No one suggests the spill is not wreaking havoc, and the human, environmental and economic costs are certain to grow as long as oil keeps spewing. The crisis could worsen if oil disrupts shipping on the Mississippi River, or if a major hurricane hits.
But nearly three months into the disaster, state records show no increase in claims for unemployment insurance in the coastal parishes most affected by the spill. And initial evidence indicates that BP's compensation checks have largely offset financial losses to many people who lost work or income due to the spill.
"I think the spill has had a negligible economic impact so far," said Eric Smith, associate director of the Tulane Energy Institute. "I know that's politically incorrect to say, but it's the truth."
"If we look at the oil spill on a strictly financial basis, on a cash in, cash out basis, it may be revenue neutral, or even positive," agreed Michael Hecht, president of GNO Inc., a nonprofit regional economic development agency based in New Orleans.
"People have essentially changed occupations," said James Richardson, an economist at Louisiana State University's Ourso College of Business. "One reason there's less local fish available, for example, is because everyone has been recruited to help in the cleanup. So people are adjusting."
Signs of the new cleanup economy are increasingly visible.
"Cash Your Oil Checks Here," reads a banner on a pawn shop east of New Orleans. "Oil Spill Claim? For consultation, call…" says a road sign near Port Sulphur. Nearby, a long convoy of pickup trucks hauled yellow boom, swamp boats and other gear to the operations hub at Venice, a once-sleepy town now as frenzied as a gold rush camp.
Hundreds of contractors and sub-contractors have tried to tap the gusher of money, making oil booms and chemical dispersants, catering meals, manning security posts and otherwise supporting what likely will be a record-setting response to an environmental disaster. Joe's Septic Contractor, in Cut Off, La., operates seven days a week to keep up with the demand for portable toilets.
BP and its contractors have been paying more than 47,800 people — a force larger than the entire Coast Guard — and have hired 6,600 boats for the cleanup, the majority of them in Louisiana. The oil giant has paid $157 million in financial compensation claims so far, more than half of it to Louisiana residents. It has promised to set another $20 billion aside as a fund to compensate victims, and agreed to provide $100 million to assist oil rig workers idled by the Obama administration's proposed six-month moratorium on new deep-water drilling.
While that ban has been struck down by a federal judge, the administration is appealing, and the uncertainty has kept 33 rigs idle.

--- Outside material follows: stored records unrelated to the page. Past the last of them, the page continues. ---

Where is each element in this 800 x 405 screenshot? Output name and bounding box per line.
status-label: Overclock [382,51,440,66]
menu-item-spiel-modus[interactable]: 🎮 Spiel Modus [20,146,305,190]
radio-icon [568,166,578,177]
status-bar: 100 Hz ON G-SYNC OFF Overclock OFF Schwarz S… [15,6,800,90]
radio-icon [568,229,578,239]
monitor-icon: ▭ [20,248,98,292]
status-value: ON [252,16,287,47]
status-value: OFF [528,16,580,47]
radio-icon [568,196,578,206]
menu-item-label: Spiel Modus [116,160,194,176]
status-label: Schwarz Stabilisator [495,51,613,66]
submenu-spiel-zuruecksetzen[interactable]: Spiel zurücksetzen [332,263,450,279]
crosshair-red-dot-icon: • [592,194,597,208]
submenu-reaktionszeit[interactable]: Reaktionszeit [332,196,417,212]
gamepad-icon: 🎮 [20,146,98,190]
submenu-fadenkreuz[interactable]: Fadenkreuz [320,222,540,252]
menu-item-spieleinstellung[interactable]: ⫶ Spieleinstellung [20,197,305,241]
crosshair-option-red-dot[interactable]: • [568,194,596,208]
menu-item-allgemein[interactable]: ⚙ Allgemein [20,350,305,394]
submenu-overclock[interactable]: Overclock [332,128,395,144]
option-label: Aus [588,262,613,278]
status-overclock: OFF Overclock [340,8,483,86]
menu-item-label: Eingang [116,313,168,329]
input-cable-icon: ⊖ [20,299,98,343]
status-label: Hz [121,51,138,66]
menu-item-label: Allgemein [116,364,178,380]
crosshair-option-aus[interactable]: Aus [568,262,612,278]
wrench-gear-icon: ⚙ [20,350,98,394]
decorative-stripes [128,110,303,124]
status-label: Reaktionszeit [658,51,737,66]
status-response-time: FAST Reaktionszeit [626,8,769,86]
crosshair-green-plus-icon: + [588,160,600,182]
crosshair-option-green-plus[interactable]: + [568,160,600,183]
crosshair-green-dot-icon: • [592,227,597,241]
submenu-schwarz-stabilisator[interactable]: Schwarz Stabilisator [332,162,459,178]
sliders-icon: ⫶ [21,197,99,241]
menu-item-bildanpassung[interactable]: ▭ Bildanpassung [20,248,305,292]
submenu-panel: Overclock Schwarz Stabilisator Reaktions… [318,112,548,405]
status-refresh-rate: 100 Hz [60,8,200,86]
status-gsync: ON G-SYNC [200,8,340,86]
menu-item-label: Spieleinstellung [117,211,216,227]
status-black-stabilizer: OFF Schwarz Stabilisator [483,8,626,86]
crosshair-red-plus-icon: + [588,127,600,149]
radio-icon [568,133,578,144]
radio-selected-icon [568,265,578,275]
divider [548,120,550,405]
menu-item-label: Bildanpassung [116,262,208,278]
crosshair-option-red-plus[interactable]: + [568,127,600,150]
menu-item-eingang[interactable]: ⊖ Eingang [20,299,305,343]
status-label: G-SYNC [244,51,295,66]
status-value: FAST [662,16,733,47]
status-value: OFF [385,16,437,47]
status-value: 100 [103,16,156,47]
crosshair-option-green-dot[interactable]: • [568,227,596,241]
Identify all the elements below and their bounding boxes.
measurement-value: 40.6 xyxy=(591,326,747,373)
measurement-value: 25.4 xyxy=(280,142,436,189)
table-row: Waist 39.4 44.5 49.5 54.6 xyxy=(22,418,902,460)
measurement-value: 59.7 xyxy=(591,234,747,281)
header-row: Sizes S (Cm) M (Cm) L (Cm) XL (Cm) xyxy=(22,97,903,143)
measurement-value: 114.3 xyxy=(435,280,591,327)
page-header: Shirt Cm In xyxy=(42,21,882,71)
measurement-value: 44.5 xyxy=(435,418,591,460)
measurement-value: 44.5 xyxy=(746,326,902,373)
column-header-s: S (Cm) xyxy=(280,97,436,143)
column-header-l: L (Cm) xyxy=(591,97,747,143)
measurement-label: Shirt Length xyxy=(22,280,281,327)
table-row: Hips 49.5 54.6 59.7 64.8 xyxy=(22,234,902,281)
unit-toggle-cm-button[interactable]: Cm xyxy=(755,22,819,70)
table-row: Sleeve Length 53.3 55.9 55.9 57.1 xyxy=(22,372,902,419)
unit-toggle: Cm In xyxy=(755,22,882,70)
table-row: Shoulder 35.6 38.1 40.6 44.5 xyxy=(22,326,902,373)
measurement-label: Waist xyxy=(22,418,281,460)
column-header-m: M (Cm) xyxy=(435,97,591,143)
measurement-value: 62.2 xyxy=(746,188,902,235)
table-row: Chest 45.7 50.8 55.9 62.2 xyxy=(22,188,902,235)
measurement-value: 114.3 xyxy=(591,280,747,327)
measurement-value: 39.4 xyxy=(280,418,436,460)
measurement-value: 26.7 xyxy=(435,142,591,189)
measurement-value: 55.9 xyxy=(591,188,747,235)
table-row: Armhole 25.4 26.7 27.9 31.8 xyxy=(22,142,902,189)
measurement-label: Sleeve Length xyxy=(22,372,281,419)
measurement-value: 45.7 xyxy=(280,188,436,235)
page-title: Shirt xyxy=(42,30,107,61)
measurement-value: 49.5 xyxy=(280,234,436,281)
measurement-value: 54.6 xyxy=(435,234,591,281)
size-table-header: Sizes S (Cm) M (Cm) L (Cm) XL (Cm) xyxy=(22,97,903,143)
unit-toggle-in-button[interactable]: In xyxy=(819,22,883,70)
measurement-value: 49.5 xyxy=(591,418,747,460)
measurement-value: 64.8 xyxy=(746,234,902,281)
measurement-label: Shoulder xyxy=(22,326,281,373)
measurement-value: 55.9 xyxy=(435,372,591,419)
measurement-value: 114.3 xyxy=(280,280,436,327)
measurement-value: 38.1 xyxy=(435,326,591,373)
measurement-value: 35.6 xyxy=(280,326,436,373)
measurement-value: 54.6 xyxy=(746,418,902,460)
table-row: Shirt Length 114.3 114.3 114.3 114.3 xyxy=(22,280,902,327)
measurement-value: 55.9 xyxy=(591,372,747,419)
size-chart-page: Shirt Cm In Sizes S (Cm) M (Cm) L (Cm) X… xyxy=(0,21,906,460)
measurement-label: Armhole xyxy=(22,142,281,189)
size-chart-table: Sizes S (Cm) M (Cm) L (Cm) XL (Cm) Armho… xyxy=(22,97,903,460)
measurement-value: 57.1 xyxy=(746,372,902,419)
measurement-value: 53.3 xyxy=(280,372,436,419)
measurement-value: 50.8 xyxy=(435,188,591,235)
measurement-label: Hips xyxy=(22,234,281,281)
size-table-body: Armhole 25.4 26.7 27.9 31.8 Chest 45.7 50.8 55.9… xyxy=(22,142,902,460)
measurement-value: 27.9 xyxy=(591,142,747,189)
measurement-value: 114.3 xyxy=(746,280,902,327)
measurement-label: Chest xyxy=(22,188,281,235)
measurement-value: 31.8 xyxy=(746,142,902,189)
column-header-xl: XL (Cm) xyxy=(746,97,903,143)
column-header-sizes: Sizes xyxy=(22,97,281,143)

State officials and energy industry groups say the worst economic impact may be yet to come.
"The economic impact [of a ban] would be much bigger than the oil spill," said David Dismukes, associate director of the LSU Center for Energy Studies. "It's a much bigger deal."
He said the idled offshore rigs provided more than 11,000 jobs and generate taxes, royalties and fees for the state.
Americans devour Louisiana shrimp. But the oil and gas industry is far more important to the state, comprising a third of the economy. Shrimp and other commercial fishing provides only 1%. Tourism is 3%, and the sector, largely centered around New Orleans, hasn't taken the hit that many had feared. Unlike in other Gulf Coast states, there are few beaches here.
Michael Chriszt, who is tracking the economic impact of the crisis at the Federal Reserve Bank in Atlanta, said oil spill crews were filling many motels and fishing camps normally used by recreational fishermen.
"We haven't seen an increase yet in unemployment in tourism," Chriszt said.
Susan Spicer, a celebrated chef and restaurant owner in New Orleans, made headlines last month when she filed a class-action lawsuit against BP for unspecified damages to restaurateurs and the seafood industry. But she said her business hadn't changed much since the April 20 well blowout. Most local seafood is still available, although some of it costs slightly more.